Cortical Labs, a Melbourne-based biotech startup, has opened a cloud computing service built on 120 CL1 units — computers powered by living human and rodent neurons cultured on high-density multielectrode arrays. The service, reported by The Register on March 14, exposes an API and Jupyter Notebook interface that allows customers to upload Python code and execute it against biological neural networks, with billing handled via standard credit card. The technology traces back to a landmark 2022 paper, "In vitro neurons learn and exhibit sentience when embodied in a simulated game-world," which demonstrated neurons learning to play Pong, and was subsequently refined into the CL1 product after a high-profile demonstration of the hardware learning to play DOOM.
Operating a biological datacenter bears little resemblance to running conventional cloud infrastructure. Cortical Labs technicians begin each day by replenishing a cerebrospinal-fluid-like liquid that neurons deplete of oxygen and glucose within 24 hours, and by adjusting surrounding gas mixtures to maintain roughly five percent oxygen — optimal conditions for neuronal activity. Each customer job requires approximately a week of preparation to source the appropriate cell line and condition the biological environment, a stark contrast to the near-instant provisioning offered by hyperscalers. CEO Hon Weng Chong told The Register that most customers will rent three to four CL1 units simultaneously to enable result duplication and control groups, reflecting the experimental nature of current workloads.

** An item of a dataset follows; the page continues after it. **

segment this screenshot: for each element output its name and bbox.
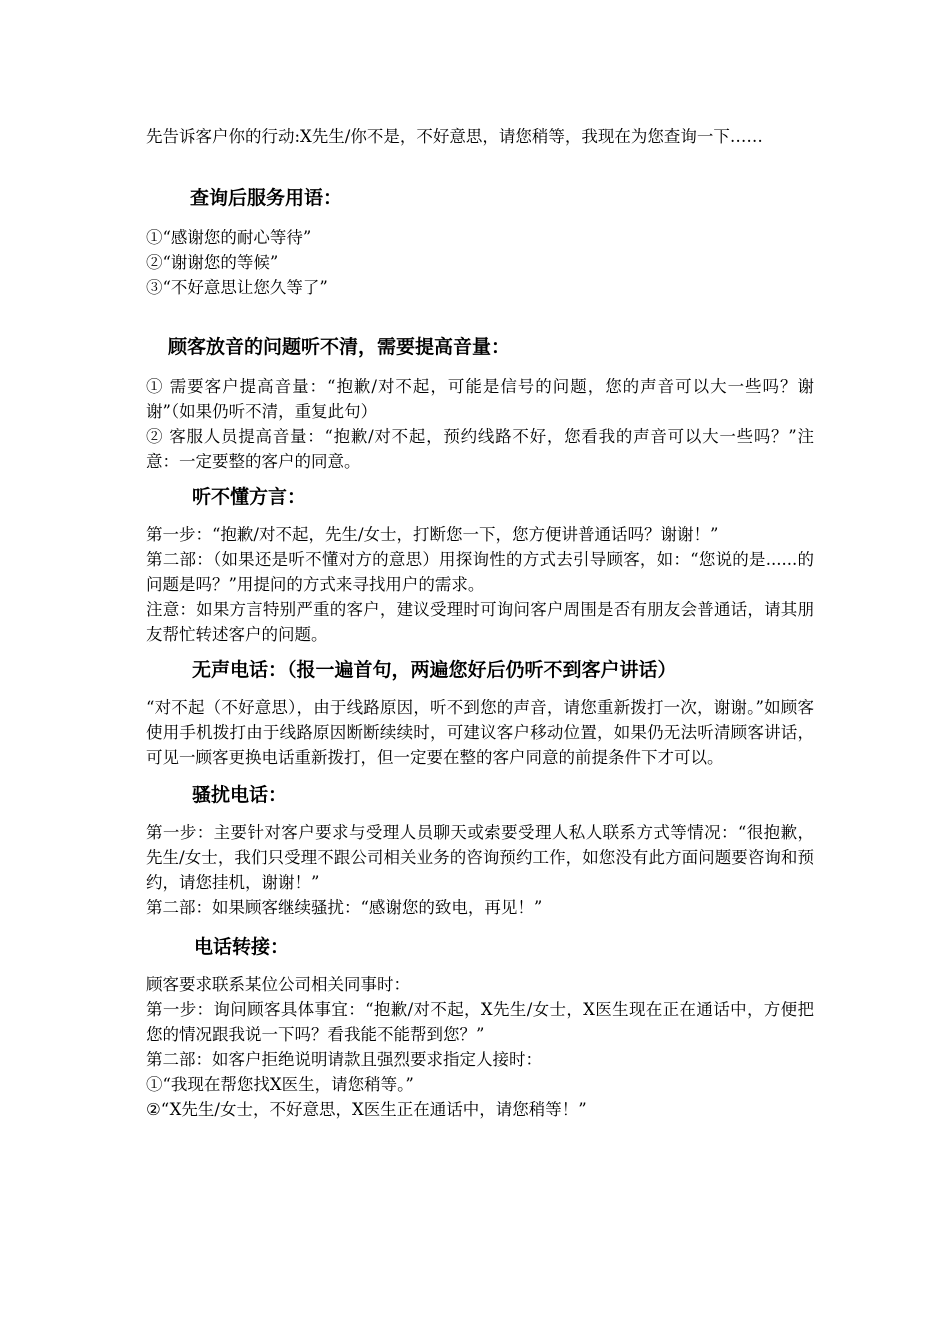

Chong positions biological computing as distinct from both classical computing and large language models, arguing that neurons can genuinely learn within simulated environments and devise novel solutions rather than recombining existing information, while consuming less energy than conventional datacenters. The company's target early adopters are scientific research labs without the resources to operate their own CL1 units, and forward-looking enterprises seeking to build institutional knowledge in the technology before it matures — analogous, Chong told The Register, to banks making early exploratory investments in quantum computing. A critical supply-chain bottleneck remains: the industry lacks a high-volume cell foundry equivalent to TSMC, limiting how broadly accessible biological computing can become in the near term.
The commercialization of the service raises questions that have no current regulatory answer. The foundational paper uses the word "sentience" — not "plasticity" or "adaptation" — to describe the behavior of the neurons, a philosophically loaded framing that now underpins a for-profit API accessible to anyone with a credit card. No existing bioethics framework governing human tissue was written with cloud compute workloads in mind, and no statutory obligation currently requires Cortical Labs to formally address welfare questions before scaling. Chong himself acknowledged the ambiguity half-jokingly to The Register, noting he is "just a little uncomfortable with giving biological computers the chance to control their own destiny" — which is why human technicians, rather than automation, still manage the daily fluid and gas maintenance. Cortical Labs is operating on a genuinely different substrate for computation, one whose practical near-term applications remain speculative but whose ethical and regulatory implications are already outpacing the institutional frameworks meant to govern them.